A perspectiva de uma aluna se tornar oficineira faz parte da metodologia adotada pelo projeto, que valoriza o trabalho e a função das mulheres. Para as mulheres que participaram das oficinas, a identificação com as professoras foi um ponto importante para o aprendizado, falando a mesma linguagem, conhecendo o mesmo contexto e estabelecendo um ambiente mais confortável de ensino. Juntas, elas se apropriaram dos saberes e fortaleceram o movimento de reconhecimento do artesanato como trabalho, destacando a necessidade de continuidade de artes ancestrais.

 

O projeto Rede Solidária de Mulheres de Sergipe também contribuiu para o fortalecimento coletivo das mulheres e, dessa organização, surgiu a Associação de Mulheres da Rede Artesanal de Carmópolis (Asmurac), reunindo as artesãs e também as produtoras de alimentos com as frutas que brotam nos quintais produtivos. Via Rede, as mulheres criaram a marca Sabores de Carmópolis, uma linha de alimentos que abriga saborosas geleias de manga com maracujá, tomate com pimenta; biscoitos de tapioca e goiaba; trufas de variados sabores; e licores de maracujá, cambuí, jenipapo e outras frutas regionais.  O sonho individual de Eugênia é conseguir a sua casa própria e o seu sonho coletivo é que mais mulheres conheçam a associação e realizem suas atividades.

 

“Agora eu tenho mais consciência de que o artesanato não é só uma atividade para eu me ocupar, mas que pode ser minha fonte de renda para eu ter meu dinheirinho independente do meu marido.
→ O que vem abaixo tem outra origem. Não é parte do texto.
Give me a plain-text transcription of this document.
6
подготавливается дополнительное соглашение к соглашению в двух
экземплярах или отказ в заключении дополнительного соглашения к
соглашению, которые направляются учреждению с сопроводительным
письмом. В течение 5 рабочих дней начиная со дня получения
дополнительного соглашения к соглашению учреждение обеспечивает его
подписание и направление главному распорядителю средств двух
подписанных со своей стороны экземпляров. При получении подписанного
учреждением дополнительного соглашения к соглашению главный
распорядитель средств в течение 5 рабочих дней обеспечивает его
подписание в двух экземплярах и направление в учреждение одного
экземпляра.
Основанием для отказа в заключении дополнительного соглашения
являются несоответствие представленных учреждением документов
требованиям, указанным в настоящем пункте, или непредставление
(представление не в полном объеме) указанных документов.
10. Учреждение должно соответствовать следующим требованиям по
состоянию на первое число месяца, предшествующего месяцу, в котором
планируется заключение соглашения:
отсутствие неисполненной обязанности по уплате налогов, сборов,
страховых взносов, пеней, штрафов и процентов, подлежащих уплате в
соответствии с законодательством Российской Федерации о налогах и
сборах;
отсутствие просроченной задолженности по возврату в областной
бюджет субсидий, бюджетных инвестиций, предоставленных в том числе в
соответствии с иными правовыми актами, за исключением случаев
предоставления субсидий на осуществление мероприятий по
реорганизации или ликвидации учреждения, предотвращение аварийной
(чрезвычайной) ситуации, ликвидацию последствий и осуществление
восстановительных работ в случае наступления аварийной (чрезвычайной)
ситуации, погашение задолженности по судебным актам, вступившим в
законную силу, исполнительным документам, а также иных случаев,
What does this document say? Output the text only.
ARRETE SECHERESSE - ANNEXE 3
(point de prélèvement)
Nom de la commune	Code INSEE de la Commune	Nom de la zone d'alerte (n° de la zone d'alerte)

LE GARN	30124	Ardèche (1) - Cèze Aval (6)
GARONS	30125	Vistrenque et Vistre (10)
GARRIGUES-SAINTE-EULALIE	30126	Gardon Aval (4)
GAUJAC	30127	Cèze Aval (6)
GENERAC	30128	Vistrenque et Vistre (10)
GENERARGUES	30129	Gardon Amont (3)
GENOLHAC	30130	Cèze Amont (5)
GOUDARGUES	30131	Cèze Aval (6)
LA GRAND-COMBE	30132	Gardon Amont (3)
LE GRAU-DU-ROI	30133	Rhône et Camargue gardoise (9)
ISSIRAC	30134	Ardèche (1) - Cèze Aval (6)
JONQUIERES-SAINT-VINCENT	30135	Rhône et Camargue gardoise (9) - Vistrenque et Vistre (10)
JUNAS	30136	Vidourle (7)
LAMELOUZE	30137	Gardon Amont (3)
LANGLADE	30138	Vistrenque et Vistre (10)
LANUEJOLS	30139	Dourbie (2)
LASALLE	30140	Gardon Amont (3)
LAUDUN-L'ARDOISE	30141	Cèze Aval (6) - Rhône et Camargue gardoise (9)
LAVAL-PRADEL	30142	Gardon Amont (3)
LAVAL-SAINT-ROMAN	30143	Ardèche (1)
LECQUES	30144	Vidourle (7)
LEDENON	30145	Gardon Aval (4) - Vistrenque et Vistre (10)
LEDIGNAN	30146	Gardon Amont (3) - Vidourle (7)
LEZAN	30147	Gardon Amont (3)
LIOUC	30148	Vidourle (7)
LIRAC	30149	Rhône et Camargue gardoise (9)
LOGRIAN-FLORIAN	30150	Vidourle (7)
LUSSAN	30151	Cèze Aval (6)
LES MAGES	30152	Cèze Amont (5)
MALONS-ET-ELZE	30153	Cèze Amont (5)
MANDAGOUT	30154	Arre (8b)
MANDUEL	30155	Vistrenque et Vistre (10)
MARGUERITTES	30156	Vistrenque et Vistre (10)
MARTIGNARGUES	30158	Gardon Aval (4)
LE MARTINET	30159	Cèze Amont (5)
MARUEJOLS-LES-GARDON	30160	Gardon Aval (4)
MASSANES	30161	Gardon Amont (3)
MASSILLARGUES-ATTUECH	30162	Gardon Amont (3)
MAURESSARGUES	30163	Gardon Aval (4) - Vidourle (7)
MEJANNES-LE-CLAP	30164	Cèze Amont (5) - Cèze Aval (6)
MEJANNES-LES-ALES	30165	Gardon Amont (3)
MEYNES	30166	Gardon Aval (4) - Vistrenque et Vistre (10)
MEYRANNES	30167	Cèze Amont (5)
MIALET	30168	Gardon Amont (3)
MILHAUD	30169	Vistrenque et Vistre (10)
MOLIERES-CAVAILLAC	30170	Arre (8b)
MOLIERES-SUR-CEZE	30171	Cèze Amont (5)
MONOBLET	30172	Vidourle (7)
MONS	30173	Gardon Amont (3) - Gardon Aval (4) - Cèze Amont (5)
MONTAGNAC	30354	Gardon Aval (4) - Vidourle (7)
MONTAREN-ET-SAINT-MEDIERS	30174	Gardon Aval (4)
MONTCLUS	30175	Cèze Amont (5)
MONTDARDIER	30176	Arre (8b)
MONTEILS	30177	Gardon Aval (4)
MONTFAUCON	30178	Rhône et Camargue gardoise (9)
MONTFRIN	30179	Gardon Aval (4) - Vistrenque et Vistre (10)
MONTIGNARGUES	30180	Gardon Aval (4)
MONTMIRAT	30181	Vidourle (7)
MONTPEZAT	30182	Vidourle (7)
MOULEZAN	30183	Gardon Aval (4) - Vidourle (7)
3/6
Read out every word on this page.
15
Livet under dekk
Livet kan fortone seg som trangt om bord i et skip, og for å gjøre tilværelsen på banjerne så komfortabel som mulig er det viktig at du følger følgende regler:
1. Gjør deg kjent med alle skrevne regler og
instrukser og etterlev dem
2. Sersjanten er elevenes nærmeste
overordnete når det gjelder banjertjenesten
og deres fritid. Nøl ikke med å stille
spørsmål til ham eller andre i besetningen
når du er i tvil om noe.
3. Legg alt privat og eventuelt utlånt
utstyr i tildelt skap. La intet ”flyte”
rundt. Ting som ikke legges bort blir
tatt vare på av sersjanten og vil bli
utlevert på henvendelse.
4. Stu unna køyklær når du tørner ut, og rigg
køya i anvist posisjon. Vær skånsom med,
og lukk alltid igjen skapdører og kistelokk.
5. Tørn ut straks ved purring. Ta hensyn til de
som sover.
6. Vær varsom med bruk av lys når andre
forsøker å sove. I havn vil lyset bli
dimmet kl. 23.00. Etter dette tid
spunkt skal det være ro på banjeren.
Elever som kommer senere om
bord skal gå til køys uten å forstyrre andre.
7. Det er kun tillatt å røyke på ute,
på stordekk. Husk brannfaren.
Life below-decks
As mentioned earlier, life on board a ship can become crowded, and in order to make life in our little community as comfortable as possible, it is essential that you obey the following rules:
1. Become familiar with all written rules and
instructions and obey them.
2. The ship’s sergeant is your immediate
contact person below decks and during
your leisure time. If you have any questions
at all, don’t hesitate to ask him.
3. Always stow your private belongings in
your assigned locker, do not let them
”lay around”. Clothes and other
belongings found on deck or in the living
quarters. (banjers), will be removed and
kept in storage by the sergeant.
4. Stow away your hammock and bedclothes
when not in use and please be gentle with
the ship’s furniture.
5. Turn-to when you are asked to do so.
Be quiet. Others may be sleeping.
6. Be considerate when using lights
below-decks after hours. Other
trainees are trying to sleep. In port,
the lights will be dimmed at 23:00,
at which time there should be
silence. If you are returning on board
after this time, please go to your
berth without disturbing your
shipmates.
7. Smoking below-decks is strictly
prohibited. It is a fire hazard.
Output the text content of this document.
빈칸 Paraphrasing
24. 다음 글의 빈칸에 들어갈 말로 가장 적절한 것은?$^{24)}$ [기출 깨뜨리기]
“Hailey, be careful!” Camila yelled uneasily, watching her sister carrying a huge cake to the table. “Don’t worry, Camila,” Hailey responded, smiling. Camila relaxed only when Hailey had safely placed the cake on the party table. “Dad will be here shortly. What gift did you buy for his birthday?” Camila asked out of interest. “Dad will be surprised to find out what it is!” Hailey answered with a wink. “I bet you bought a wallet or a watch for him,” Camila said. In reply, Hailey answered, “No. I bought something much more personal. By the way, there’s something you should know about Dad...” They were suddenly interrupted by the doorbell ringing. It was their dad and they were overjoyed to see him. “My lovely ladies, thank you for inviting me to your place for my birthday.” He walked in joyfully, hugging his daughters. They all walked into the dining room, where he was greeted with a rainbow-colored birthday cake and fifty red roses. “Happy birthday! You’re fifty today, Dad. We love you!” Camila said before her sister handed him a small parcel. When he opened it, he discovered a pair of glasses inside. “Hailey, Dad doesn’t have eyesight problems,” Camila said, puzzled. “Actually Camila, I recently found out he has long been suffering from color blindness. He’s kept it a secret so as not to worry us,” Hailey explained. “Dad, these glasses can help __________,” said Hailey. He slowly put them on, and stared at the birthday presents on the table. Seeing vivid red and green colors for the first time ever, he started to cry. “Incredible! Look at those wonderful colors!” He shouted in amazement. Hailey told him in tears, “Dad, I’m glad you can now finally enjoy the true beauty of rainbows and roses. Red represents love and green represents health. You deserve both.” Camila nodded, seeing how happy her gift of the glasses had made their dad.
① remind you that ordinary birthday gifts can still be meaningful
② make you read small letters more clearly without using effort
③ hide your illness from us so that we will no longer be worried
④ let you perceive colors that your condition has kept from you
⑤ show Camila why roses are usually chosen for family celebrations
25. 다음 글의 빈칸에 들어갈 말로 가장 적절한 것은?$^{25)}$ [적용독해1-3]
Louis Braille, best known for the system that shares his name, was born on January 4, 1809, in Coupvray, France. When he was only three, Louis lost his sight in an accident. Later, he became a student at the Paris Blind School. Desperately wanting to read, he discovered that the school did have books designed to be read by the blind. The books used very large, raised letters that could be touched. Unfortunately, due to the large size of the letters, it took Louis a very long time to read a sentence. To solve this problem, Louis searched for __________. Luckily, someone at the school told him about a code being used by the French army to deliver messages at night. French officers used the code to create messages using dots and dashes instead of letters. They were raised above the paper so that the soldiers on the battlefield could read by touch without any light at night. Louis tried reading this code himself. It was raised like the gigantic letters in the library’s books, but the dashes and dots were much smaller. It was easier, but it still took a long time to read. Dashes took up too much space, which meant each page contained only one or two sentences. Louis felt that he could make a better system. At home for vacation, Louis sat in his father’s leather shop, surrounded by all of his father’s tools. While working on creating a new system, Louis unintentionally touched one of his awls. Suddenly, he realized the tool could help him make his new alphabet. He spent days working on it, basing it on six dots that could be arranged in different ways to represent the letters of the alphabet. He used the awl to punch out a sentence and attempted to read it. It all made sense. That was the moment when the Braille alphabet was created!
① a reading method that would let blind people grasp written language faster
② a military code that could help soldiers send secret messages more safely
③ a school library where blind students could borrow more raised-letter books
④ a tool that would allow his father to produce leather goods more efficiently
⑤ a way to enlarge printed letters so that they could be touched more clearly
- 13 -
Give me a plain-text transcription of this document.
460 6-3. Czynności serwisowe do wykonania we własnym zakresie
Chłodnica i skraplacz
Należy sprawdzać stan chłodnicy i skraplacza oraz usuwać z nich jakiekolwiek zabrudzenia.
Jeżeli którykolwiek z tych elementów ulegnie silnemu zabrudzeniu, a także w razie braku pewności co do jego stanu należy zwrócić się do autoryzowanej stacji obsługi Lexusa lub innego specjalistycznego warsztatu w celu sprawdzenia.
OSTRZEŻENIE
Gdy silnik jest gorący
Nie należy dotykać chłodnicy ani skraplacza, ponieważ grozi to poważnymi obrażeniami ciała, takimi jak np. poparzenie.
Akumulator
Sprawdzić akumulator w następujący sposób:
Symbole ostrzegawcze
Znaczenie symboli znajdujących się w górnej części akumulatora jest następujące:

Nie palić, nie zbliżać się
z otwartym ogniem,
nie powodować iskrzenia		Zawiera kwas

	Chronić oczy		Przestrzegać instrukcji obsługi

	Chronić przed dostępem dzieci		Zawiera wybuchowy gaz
Isso é uma coisa que falamos muito na associação e que aprendemos com o projeto, sobre autonomia financeira. Nosso desejo é que outras mulheres tenham a experiência de estar dentro de uma associação, fazer amizades, aprender novos ofícios e crescer como mulheres e como pessoas também”.

 

Recado de Eugênia para as mulheres:

Meu recado é que sejamos mais gentis com as pessoas, que a gente não desista dos nossos sonhos, que continuemos batalhando para realizar tudo o que a gente deseja, sem passar por cima de ninguém, sem agredir outras mulheres. Porque precisamos nos fortalecer e nos unir, não competir uma com a outra. Foi assim que aprendi o que é o empoderamento, unida a outras mulheres trabalhadoras e batalhadoras.